The presence or absence of a BCL2 translocation did not clearly correlate with the type of plasmacytic differentiation or with CD10 expression, which was positive in all, but two cases. However, its presence was strongly associated with a predominantly interfollicular plasma cell distribution. The presence of a BCL2 translocation, a feature of the most typical follicular lymphomas, was therefore associated with a plasma cell distribution mostly like that seen in reactive lymph nodes. Conversely, the absence of a BCL2 translocation was associated with a prominent intra/perifollicular plasma cell population, a feature typically seen with one form of follicular colonization in marginal zone lymphomas28 and also seen in a minority of reactive follicles. It is among these cases that the less typical, although non-recurrent cytogenetic FISH abnormalities were found. The one unusual case with both BCL2/IGH@ and BCL6 rearrangements also showed a similar intrafollicular plasmacytic cell distribution. Most cases with classical centrocytes also had a BCL2 translocation.
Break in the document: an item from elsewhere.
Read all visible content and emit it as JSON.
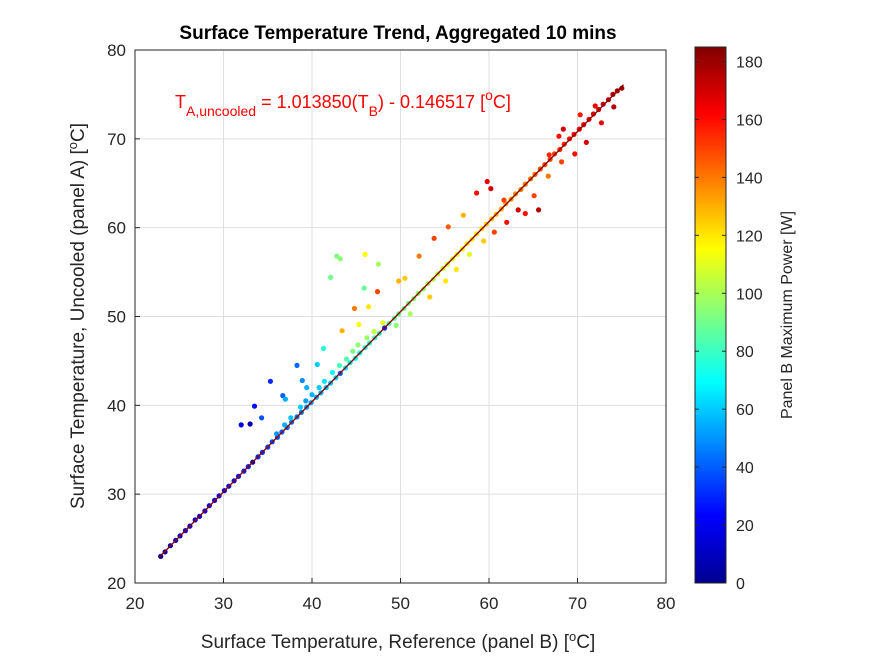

These findings suggest that there may be two types of follicular lymphomas with clonally related plasmacytic differentiation. One group is composed of classic follicular lymphomas, usually with BCL2 translocations, that show post-follicular maturation to plasma cells mostly with an interfollicular distribution, consistent with normal post-follicular development. The second group does not demonstrate recurrent cytogenetic abnormalities to suggest placement into another diagnostic category but usually lacks BCL2 translocations and has a prominent intrafollicular/perifollicular plasma cell distribution. These cases might represent much less classic follicular lymphomas that share some features with marginal zone lymphomas demonstrating extensive follicular colonization.